Canadian newspaper editor, minister, educator and author

James Alexander Macdonald (January 22, 1862 - May 14, 1923) was a Canadian newspaper editor, minister, educator and author.

He was born in East Williams Township, Upper Canada, the son of John Alexander Macdonald and Jane Grant, and was educated there, in Hamilton, in Toronto and at the University of Toronto. Macdonald continued his studied at Knox College, where he became editor of the Knox College Monthly. After graduating in 1887, he continued to be editor and also served as college librarian. In 1890, Macdonald married Grace Lumsden Christian. He was ordained a Presbyterian minister in 1891 and assigned to Knox Presbyterian Church in St. Thomas. In 1896, Macdonald was named principal of Presbyterian Ladies' College in Toronto. He also became editor of a new Presbyterian monthly, the Westminster.

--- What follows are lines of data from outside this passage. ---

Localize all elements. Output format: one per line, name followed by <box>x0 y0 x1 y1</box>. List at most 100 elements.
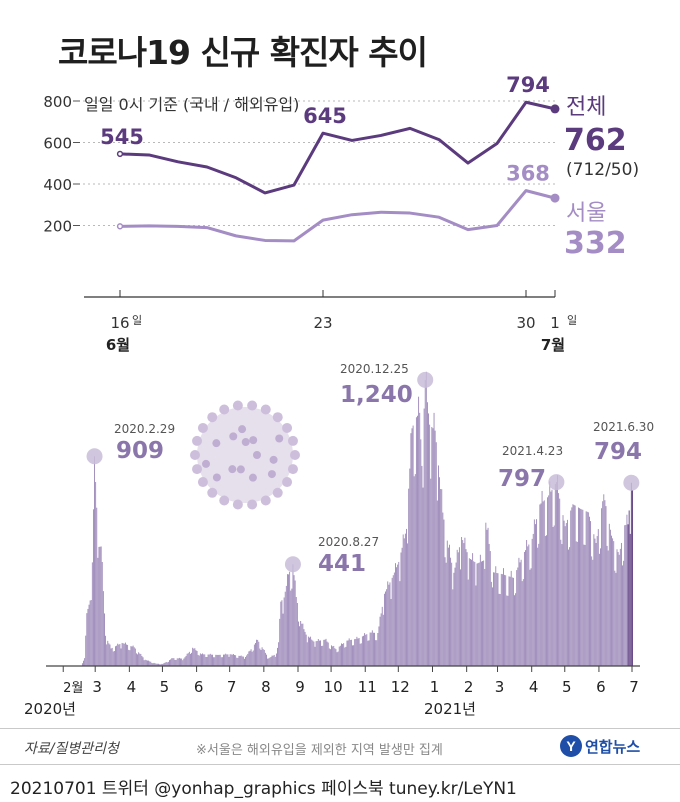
bar <box>430 478 432 666</box>
year-label-2021: 2021년 <box>424 700 476 718</box>
bar <box>238 655 240 666</box>
bar <box>350 639 352 666</box>
virus-spike <box>282 422 293 433</box>
bar <box>292 564 294 666</box>
bar <box>164 662 166 666</box>
bar <box>447 547 449 666</box>
bar <box>487 527 489 666</box>
bar <box>147 660 148 666</box>
bar <box>593 534 595 666</box>
bar <box>357 638 359 666</box>
bar <box>97 557 99 666</box>
virus-spike <box>197 477 208 488</box>
bar <box>550 491 552 666</box>
bar <box>536 519 538 666</box>
bar <box>165 662 167 666</box>
bar <box>528 544 530 666</box>
bar <box>342 644 344 666</box>
bar <box>616 549 618 666</box>
bar <box>387 581 389 666</box>
bar <box>353 645 355 666</box>
bar <box>237 657 239 666</box>
bar <box>177 658 179 666</box>
bar <box>133 647 135 666</box>
bar <box>617 552 619 666</box>
bar <box>212 654 213 666</box>
bar <box>348 638 350 666</box>
y-tick-label: 400 <box>43 176 72 194</box>
bar <box>522 579 524 666</box>
bar <box>176 658 178 666</box>
bar <box>606 545 608 666</box>
bar <box>372 632 374 666</box>
data-point <box>116 223 124 230</box>
bar <box>396 567 398 666</box>
bar <box>620 542 622 666</box>
bar <box>104 613 105 666</box>
bar <box>452 589 454 666</box>
bar <box>323 639 325 666</box>
bar <box>132 645 134 666</box>
bar <box>457 552 459 666</box>
bar <box>83 660 84 666</box>
bar <box>497 573 499 666</box>
y-tick-label: 800 <box>43 93 72 111</box>
bar <box>426 402 428 666</box>
bar <box>560 539 562 666</box>
bar <box>102 591 104 666</box>
bar <box>280 601 282 666</box>
bar <box>615 572 617 666</box>
annotation-date: 2020.12.25 <box>340 362 409 376</box>
virus-spike <box>228 465 237 474</box>
bar <box>142 657 144 666</box>
bar <box>171 658 173 666</box>
bar <box>271 655 273 666</box>
annotation-value: 909 <box>116 438 164 464</box>
bar <box>389 582 391 666</box>
bar <box>290 590 292 666</box>
bar <box>417 415 418 666</box>
bar <box>229 654 231 666</box>
bar <box>251 651 253 666</box>
bar <box>153 662 155 666</box>
bar <box>478 562 480 666</box>
bar <box>90 600 92 666</box>
bar <box>591 556 593 666</box>
bar <box>468 558 470 666</box>
bar <box>305 634 307 666</box>
bar <box>333 645 335 666</box>
bar <box>558 493 560 666</box>
bar <box>150 661 152 666</box>
bar <box>139 653 141 666</box>
bar <box>294 580 296 666</box>
bar <box>195 650 197 666</box>
bar <box>449 544 450 666</box>
bar <box>244 658 245 666</box>
bar <box>99 546 101 666</box>
bar <box>159 664 161 666</box>
bar <box>107 640 109 666</box>
bar <box>166 662 168 666</box>
bar <box>100 546 102 666</box>
bar <box>530 568 532 666</box>
bar <box>207 654 209 666</box>
bar <box>105 635 107 666</box>
bar <box>479 554 481 666</box>
bar <box>552 526 554 666</box>
bar <box>546 535 547 666</box>
bar <box>248 651 250 666</box>
bar <box>264 652 266 666</box>
bar <box>490 581 492 666</box>
bar <box>285 585 287 666</box>
bar <box>328 648 330 666</box>
bar <box>173 658 175 666</box>
bar <box>210 654 212 666</box>
bar <box>440 489 442 666</box>
bar <box>312 640 314 666</box>
bar <box>476 563 478 666</box>
bar <box>598 553 600 666</box>
virus-spike <box>232 400 243 411</box>
bar <box>514 595 515 666</box>
bar <box>304 631 306 666</box>
bar <box>188 651 190 666</box>
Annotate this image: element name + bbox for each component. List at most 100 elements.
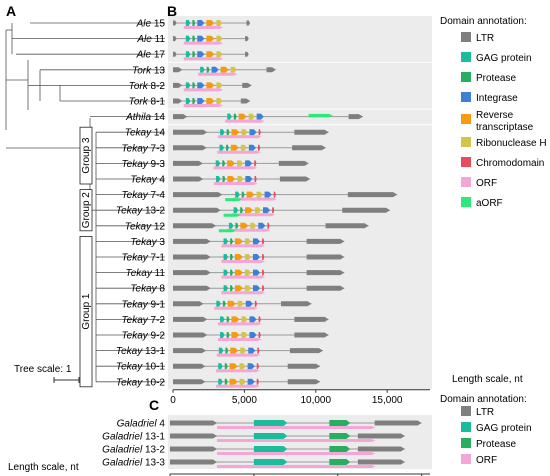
orf-arrow [221, 275, 266, 279]
domain-integrase [211, 66, 219, 73]
orf-arrow [183, 26, 224, 29]
element-number: 12 [151, 221, 165, 232]
group-brackets: Group 3 Group 2 Group 1 [79, 126, 93, 388]
domain-gag-protein [223, 238, 229, 245]
domain-gag-protein [223, 285, 229, 292]
ltr-segment [173, 348, 206, 354]
element-genus: Tekay [116, 362, 143, 373]
domain-protease [329, 459, 351, 465]
legend-swatch [461, 32, 471, 42]
domain-protease [222, 300, 226, 307]
domain-ribonuclease-h [240, 144, 247, 151]
element-genus: Tekay [121, 159, 148, 170]
domain-chromodomain [273, 191, 276, 198]
domain-reverse-transcriptase [234, 254, 243, 260]
group-3-bracket-label: Group 3 [81, 137, 92, 174]
ltr-segment [173, 238, 211, 244]
domain-protease [329, 420, 351, 426]
element-name: Tekay 11 [126, 268, 166, 279]
legend-swatch [461, 177, 471, 187]
domain-ribonuclease-h [239, 363, 246, 370]
element-number: 9-1 [148, 299, 166, 310]
domain-integrase [248, 347, 256, 354]
ltr-segment [374, 420, 422, 426]
domain-chromodomain [254, 300, 258, 307]
element-number: 9-2 [148, 331, 166, 342]
domain-protease [192, 98, 196, 104]
ltr-segment [173, 223, 217, 229]
domain-reverse-transcriptase [206, 20, 215, 26]
ltr-segment [287, 363, 321, 369]
group-2-bracket [79, 189, 93, 232]
legend: LTR GAG protein Protease Integrase Reversetr… [461, 32, 547, 209]
ltr-segment [306, 285, 345, 291]
group-1-bracket-label: Group 1 [81, 293, 92, 330]
group-3-bracket [79, 126, 93, 185]
element-genus: Tekay [116, 206, 143, 217]
ltr-segment [173, 98, 183, 104]
domain-reverse-transcriptase [234, 285, 243, 292]
domain-reverse-transcriptase [227, 300, 236, 307]
orf-arrow [213, 166, 258, 170]
domain-gag-protein [218, 347, 224, 354]
domain-ribonuclease-h [256, 191, 263, 198]
legend-swatch [461, 157, 471, 167]
domain-reverse-transcriptase [229, 363, 238, 370]
domain-gag-protein [220, 332, 225, 338]
orf-arrow [213, 182, 258, 185]
domain-gag-protein [218, 363, 223, 370]
domain-gag-protein [220, 129, 225, 136]
ltr-segment [242, 82, 252, 88]
domain-ribonuclease-h [248, 113, 255, 120]
domain-integrase [197, 82, 205, 89]
orf-arrow [216, 452, 376, 455]
phylogenetic-tree [5, 22, 165, 383]
ltr-segment [170, 446, 217, 452]
group-1-bracket [79, 235, 93, 388]
ltr-segment [306, 254, 345, 260]
element-genus: Tekay [121, 190, 148, 201]
axis-tick-label: 10,000 [300, 395, 331, 406]
ltr-segment [173, 67, 183, 73]
domain-ribonuclease-h [244, 238, 251, 245]
panel-c-letter: C [149, 397, 159, 413]
domain-protease [226, 316, 230, 323]
domain-reverse-transcriptase [220, 66, 229, 73]
domain-chromodomain [262, 238, 265, 245]
legend-swatch [461, 454, 471, 464]
domain-chromodomain [256, 363, 259, 370]
element-number: 3 [157, 237, 166, 248]
element-genus: Tekay [125, 221, 152, 232]
legend-label: Ribonuclease H [476, 138, 547, 149]
domain-chromodomain [262, 285, 265, 292]
element-name: Galadriel 13-3 [102, 458, 165, 469]
ltr-segment [173, 379, 206, 385]
element-name: Tekay 8 [130, 284, 165, 295]
domain-chromodomain [258, 144, 261, 151]
element-name: Ale 17 [136, 50, 166, 61]
domain-ribonuclease-h [237, 160, 244, 167]
ltr-segment [173, 363, 206, 369]
element-name: Ale 15 [136, 19, 166, 30]
ltr-segment [342, 207, 391, 213]
ltr-segment [173, 316, 208, 322]
element-genus: Tork [132, 65, 152, 76]
orf-arrow [221, 260, 266, 263]
element-genus: Ale [136, 19, 152, 30]
orf-arrow [217, 322, 262, 326]
ltr-segment [266, 67, 276, 73]
legend-swatch [461, 72, 471, 82]
domain-protease [329, 446, 351, 452]
ltr-segment [278, 160, 309, 166]
domain-ribonuclease-h [244, 269, 251, 276]
legend-swatch [461, 114, 471, 124]
element-name: Tekay 3 [130, 237, 165, 248]
orf-arrow [216, 369, 260, 373]
legend-swatch [461, 137, 471, 147]
element-genus: Tekay [126, 268, 153, 279]
orf-arrow [216, 465, 376, 468]
element-number: 7-2 [148, 315, 166, 326]
element-number: 10-2 [142, 377, 165, 388]
domain-protease [206, 66, 210, 73]
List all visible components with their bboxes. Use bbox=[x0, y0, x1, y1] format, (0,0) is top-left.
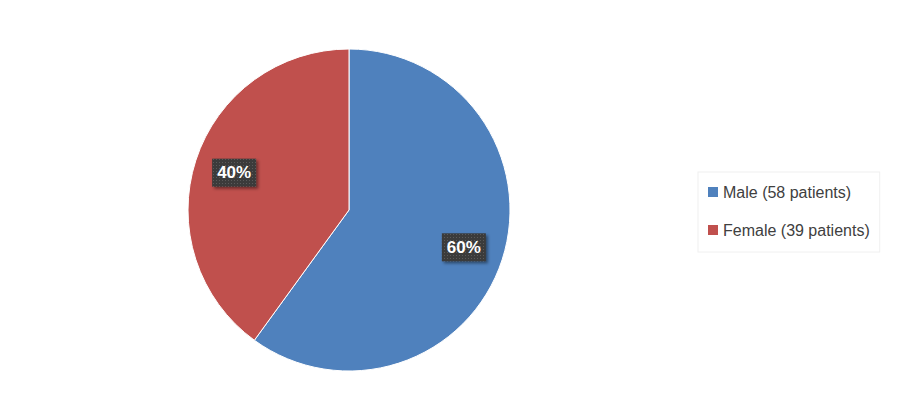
data-labels: 60% 40% bbox=[212, 159, 486, 262]
legend: Male (58 patients) Female (39 patients) bbox=[698, 172, 880, 252]
legend-swatch bbox=[708, 225, 718, 235]
legend-swatch bbox=[708, 187, 718, 197]
legend-label: Male (58 patients) bbox=[723, 184, 851, 201]
data-label-group: 60% bbox=[442, 233, 486, 261]
data-label-box bbox=[442, 233, 486, 261]
pie-slice bbox=[188, 49, 349, 340]
legend-label: Female (39 patients) bbox=[723, 222, 870, 239]
data-label-box bbox=[212, 159, 256, 187]
data-label: 60% bbox=[447, 238, 481, 257]
data-label: 40% bbox=[217, 163, 251, 182]
slices bbox=[188, 49, 510, 371]
data-label-group: 40% bbox=[212, 159, 256, 187]
chart-container: 60% 40% Male (58 patients) Female (39 patie… bbox=[0, 0, 900, 420]
legend-box bbox=[698, 172, 880, 252]
chart: 60% 40% Male (58 patients) Female (39 patie… bbox=[0, 0, 900, 420]
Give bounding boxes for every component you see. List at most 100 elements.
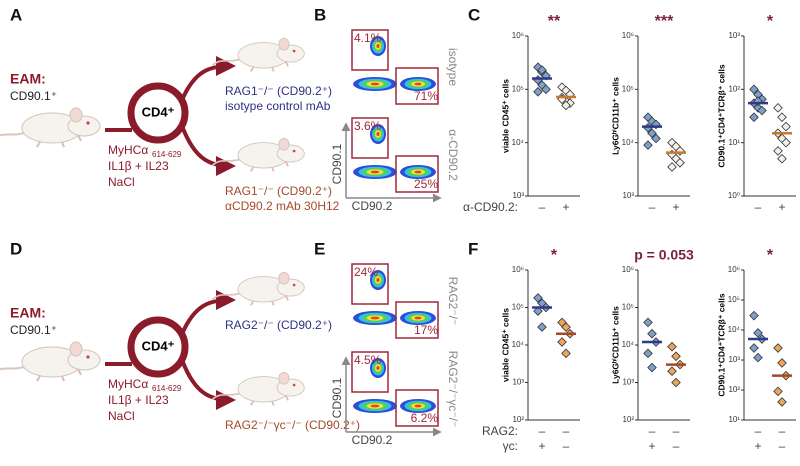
source-label: EAM: <box>10 305 46 321</box>
mouse-legs <box>250 160 289 172</box>
x-tick-label: – <box>779 439 786 453</box>
peptide-sub: 614-629 <box>152 150 182 159</box>
y-tick-label: 10⁶ <box>728 265 740 274</box>
data-point <box>773 386 783 397</box>
x-tick-label: – <box>755 200 762 214</box>
peptide: MyHCα <box>108 377 148 391</box>
x-tick-label: + <box>672 200 679 214</box>
mouse-eye <box>86 355 90 359</box>
mouse-legs <box>250 294 289 306</box>
plot-label: RAG2⁻/⁻γc⁻/⁻ <box>446 351 460 428</box>
peptide: MyHCα <box>108 143 148 157</box>
axis-label: CD90.1 <box>330 377 344 418</box>
x-tick-label: – <box>649 200 656 214</box>
cell-label: CD4⁺ <box>142 104 175 119</box>
y-axis-label: CD90.1⁺CD4⁺TCRβ⁺ cells <box>716 293 726 396</box>
mouse-ear <box>69 341 83 357</box>
density-blob <box>370 316 380 320</box>
y-tick-label: 10⁴ <box>728 325 741 334</box>
y-tick-label: 10⁰ <box>728 191 740 200</box>
gate <box>395 389 439 427</box>
flow-plot <box>351 351 439 427</box>
plot-label: RAG2⁻/⁻ <box>446 277 460 326</box>
cell-circle <box>127 316 189 378</box>
data-point <box>643 317 653 328</box>
data-point <box>671 351 681 362</box>
significance: *** <box>655 13 674 30</box>
y-tick-label: 10⁴ <box>622 138 635 147</box>
density-blob <box>376 366 380 370</box>
y-tick-label: 10² <box>512 415 524 424</box>
data-point <box>777 112 787 123</box>
density-blob <box>414 170 422 174</box>
data-point <box>749 112 759 123</box>
mouse-legs <box>250 60 289 72</box>
density-blob <box>370 404 380 408</box>
mouse-icon <box>211 371 305 406</box>
panel-label: B <box>314 5 326 24</box>
data-point <box>647 128 657 139</box>
gate-percent: 3.6% <box>354 119 382 133</box>
y-axis-label: viable CD45⁺ cells <box>500 308 510 382</box>
x-tick-label: + <box>648 439 655 453</box>
y-tick-label: 10⁵ <box>512 84 524 93</box>
mouse-eye <box>86 121 90 125</box>
mouse-eye <box>292 49 296 53</box>
x-tick-label: – <box>673 439 680 453</box>
panel-label: E <box>314 239 325 258</box>
density-blob <box>376 132 380 136</box>
data-point <box>651 133 661 144</box>
data-point <box>757 105 767 116</box>
density-blob <box>414 404 422 408</box>
arrow-down <box>180 359 236 410</box>
arrow-up <box>180 290 236 335</box>
y-tick-label: 10⁶ <box>622 31 634 40</box>
data-point <box>667 162 677 172</box>
gate-percent: 24% <box>354 265 378 279</box>
y-tick-label: 10³ <box>728 31 740 40</box>
gate-percent: 4.5% <box>354 353 382 367</box>
x-tick-label: + <box>562 200 569 214</box>
adjuvant: IL1β + IL23 <box>108 393 169 407</box>
mouse-icon <box>0 341 101 382</box>
y-tick-label: 10³ <box>512 378 524 387</box>
y-axis-label: Ly6GʰⁱCD11b⁺ cells <box>609 77 620 155</box>
data-point <box>753 328 763 338</box>
data-point <box>533 306 543 316</box>
y-tick-label: 10³ <box>622 191 634 200</box>
gate <box>351 351 389 393</box>
data-point <box>561 322 571 332</box>
data-point <box>777 397 787 407</box>
data-point <box>781 137 791 148</box>
gate-percent: 6.2% <box>411 411 439 425</box>
y-tick-label: 10⁴ <box>512 138 525 147</box>
flow-plot <box>351 117 439 193</box>
x-tick-label: + <box>754 439 761 453</box>
adjuvant: IL1β + IL23 <box>108 159 169 173</box>
x-tick-label: + <box>778 200 785 214</box>
gate <box>395 155 439 193</box>
data-point <box>781 121 791 132</box>
data-point <box>675 157 685 168</box>
target-label: RAG1⁻/⁻ (CD90.2⁺) <box>225 184 332 198</box>
mouse-icon <box>211 37 305 72</box>
significance: ** <box>548 13 561 30</box>
y-tick-label: 10² <box>622 415 634 424</box>
panel-label: F <box>468 239 478 258</box>
y-tick-label: 10¹ <box>728 138 740 147</box>
density-blob <box>414 82 422 86</box>
y-tick-label: 10² <box>728 385 740 394</box>
data-point <box>643 140 653 150</box>
data-point <box>749 84 759 95</box>
data-point <box>753 352 763 363</box>
x-tick-label: – <box>563 424 570 438</box>
data-point <box>537 65 547 75</box>
gate <box>351 117 389 159</box>
mouse-icon <box>0 107 101 148</box>
panel-label: D <box>10 239 22 258</box>
data-point <box>561 348 571 359</box>
data-point <box>537 322 547 332</box>
target-label: αCD90.2 mAb 30H12 <box>225 199 340 213</box>
data-point <box>643 348 653 359</box>
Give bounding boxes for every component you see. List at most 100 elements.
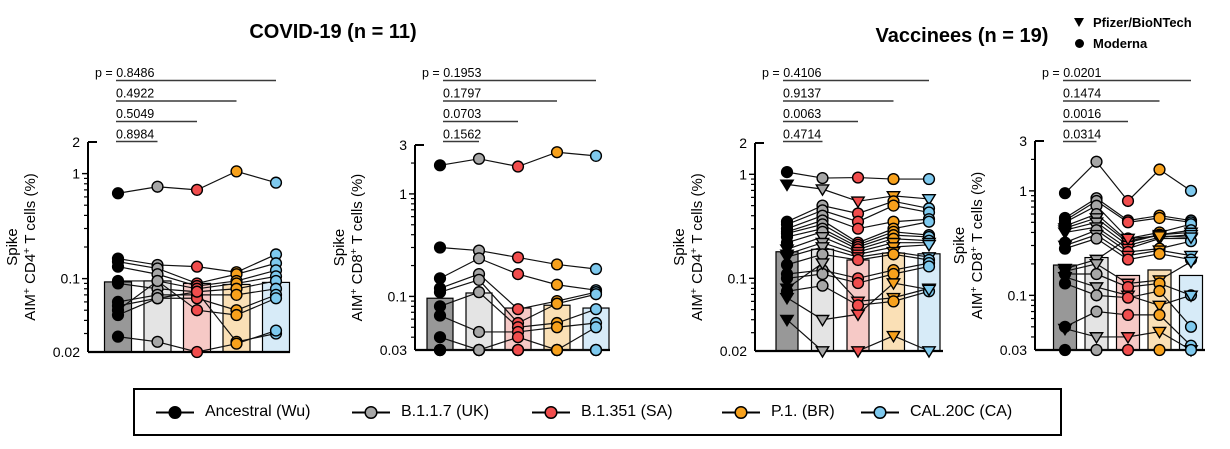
triangle-point: [921, 346, 937, 359]
circle-point: [550, 297, 564, 310]
circle-point: [269, 324, 283, 337]
p-values: p = 0.4106 0.9137 0.0063 0.4714: [762, 66, 929, 143]
circle-point: [1184, 343, 1198, 357]
circle-point: [151, 292, 164, 305]
circle-point: [1058, 187, 1072, 200]
circle-point: [472, 152, 486, 165]
legend-item-p1: P.1. (BR): [722, 390, 835, 434]
circle-point: [1121, 253, 1135, 266]
svg-text:2: 2: [72, 134, 80, 150]
circle-point: [472, 325, 486, 339]
vaccine-type-legend: Pfizer/BioNTech Moderna: [1072, 12, 1192, 54]
covid-group-title: COVID-19 (n = 11): [249, 21, 417, 43]
triangle-point: [815, 346, 830, 359]
svg-text:2: 2: [739, 135, 747, 151]
circle-point: [472, 286, 486, 299]
legend-label: Ancestral (Wu): [205, 403, 311, 420]
circle-point: [1058, 343, 1072, 357]
circle-point: [922, 172, 936, 186]
circle-point: [511, 268, 525, 281]
legend-label: B.1.351 (SA): [581, 403, 673, 420]
circle-point: [550, 343, 564, 357]
triangle-point: [1183, 232, 1199, 245]
circle-point: [887, 267, 900, 281]
legend-item-b117: B.1.1.7 (UK): [352, 390, 489, 434]
triangle-point: [1089, 259, 1104, 272]
circle-point: [550, 278, 564, 291]
circle-point: [1090, 232, 1103, 245]
variant-legend: Ancestral (Wu) B.1.1.7 (UK) B.1.351 (SA)…: [133, 388, 1062, 436]
circle-point: [851, 222, 865, 235]
triangle-point: [1089, 332, 1104, 345]
svg-text:AIM+ CD8+ T cells (%): AIM+ CD8+ T cells (%): [968, 172, 986, 320]
circle-point: [472, 252, 486, 265]
legend-label: CAL.20C (CA): [910, 403, 1013, 420]
circle-point: [922, 260, 936, 273]
b1351-marker-icon: [532, 405, 570, 420]
triangle-point: [1089, 282, 1104, 295]
circle-point: [433, 286, 447, 299]
circle-point: [887, 172, 900, 186]
moderna-legend-label: Moderna: [1093, 36, 1148, 51]
circle-point: [511, 343, 525, 357]
circle-point: [472, 273, 486, 286]
svg-text:1: 1: [739, 166, 747, 182]
svg-text:AIM+ CD4+ T cells (%): AIM+ CD4+ T cells (%): [688, 173, 706, 321]
triangle-point: [886, 278, 901, 291]
legend-label: P.1. (BR): [771, 403, 835, 420]
svg-text:0.02: 0.02: [720, 343, 747, 359]
circle-point: [269, 292, 283, 305]
triangle-point: [921, 194, 937, 207]
svg-text:0.8984: 0.8984: [116, 128, 154, 142]
circle-point: [111, 260, 125, 273]
circle-point: [1121, 343, 1135, 357]
triangle-point: [815, 184, 830, 197]
triangle-point: [815, 314, 830, 328]
circle-point: [851, 253, 865, 267]
svg-text:Spike: Spike: [671, 228, 688, 266]
svg-text:0.4922: 0.4922: [116, 87, 154, 101]
cal20c-marker-icon: [861, 405, 899, 420]
circle-point: [780, 166, 794, 179]
circle-point: [151, 180, 164, 193]
triangle-point: [815, 242, 830, 255]
svg-text:0.03: 0.03: [380, 342, 407, 358]
data-points: [111, 165, 283, 359]
svg-text:0.1474: 0.1474: [1063, 87, 1101, 101]
circle-point: [433, 343, 447, 357]
circle-point: [780, 272, 794, 285]
circle-point: [230, 337, 243, 350]
legend-item-b1351: B.1.351 (SA): [532, 390, 673, 434]
triangle-point: [921, 284, 937, 297]
p-values: p = 0.1953 0.1797 0.0703 0.1562: [422, 66, 596, 143]
triangle-point: [886, 330, 901, 344]
circle-point: [1153, 343, 1166, 357]
circle-point: [1090, 343, 1103, 357]
svg-text:0.5049: 0.5049: [116, 107, 154, 121]
circle-point: [1090, 289, 1103, 302]
circle-point: [1090, 305, 1103, 318]
vaccinees-group-title: Vaccinees (n = 19): [875, 25, 1049, 47]
svg-text:AIM+ CD4+ T cells (%): AIM+ CD4+ T cells (%): [21, 173, 39, 321]
triangle-point: [850, 309, 866, 322]
svg-text:0.4714: 0.4714: [783, 128, 821, 142]
circle-point: [1153, 163, 1166, 176]
circle-point: [589, 262, 603, 276]
circle-point: [1058, 277, 1072, 290]
circle-point: [1121, 291, 1135, 304]
circle-point: [887, 248, 900, 261]
triangle-point: [921, 239, 937, 253]
circle-point: [922, 215, 936, 228]
legend-label: B.1.1.7 (UK): [401, 403, 490, 420]
triangle-down-icon: [1072, 17, 1086, 28]
circle-point: [433, 241, 447, 254]
circle-point: [816, 248, 829, 261]
svg-text:0.0703: 0.0703: [443, 107, 481, 121]
p1-marker-icon: [722, 405, 760, 420]
circle-point: [887, 295, 900, 308]
circle-point: [1090, 267, 1103, 281]
svg-text:p = 0.0201: p = 0.0201: [1042, 66, 1101, 80]
p-values: p = 0.0201 0.1474 0.0016 0.0314: [1042, 66, 1191, 143]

In 1902, Macdonald also became editor of a new weekly Presbyterian. In 1903, he became editor of the Globe, continuing in that role until 1915. Macdonald also served as a director of the Canadian Associated Press and for the University of Toronto, as a trustee for the Toronto General Hospital. A pacifist, he was a director of the World Peace Foundation and participated in rallies against American involvement in World War I. Later concluding that German aggression needed to be stopped, Macdonald emphasized that the intent of war should be to restore peace. He died in Toronto at the age of 61.

Macdonald published two collections of essays, Democracy and the Nations in 1915 and The North American Idea in 1917, proposing closer ties between Canada and the United States. In the latter year he suffered from both physical and mental breakdowns. These events caused his retirement.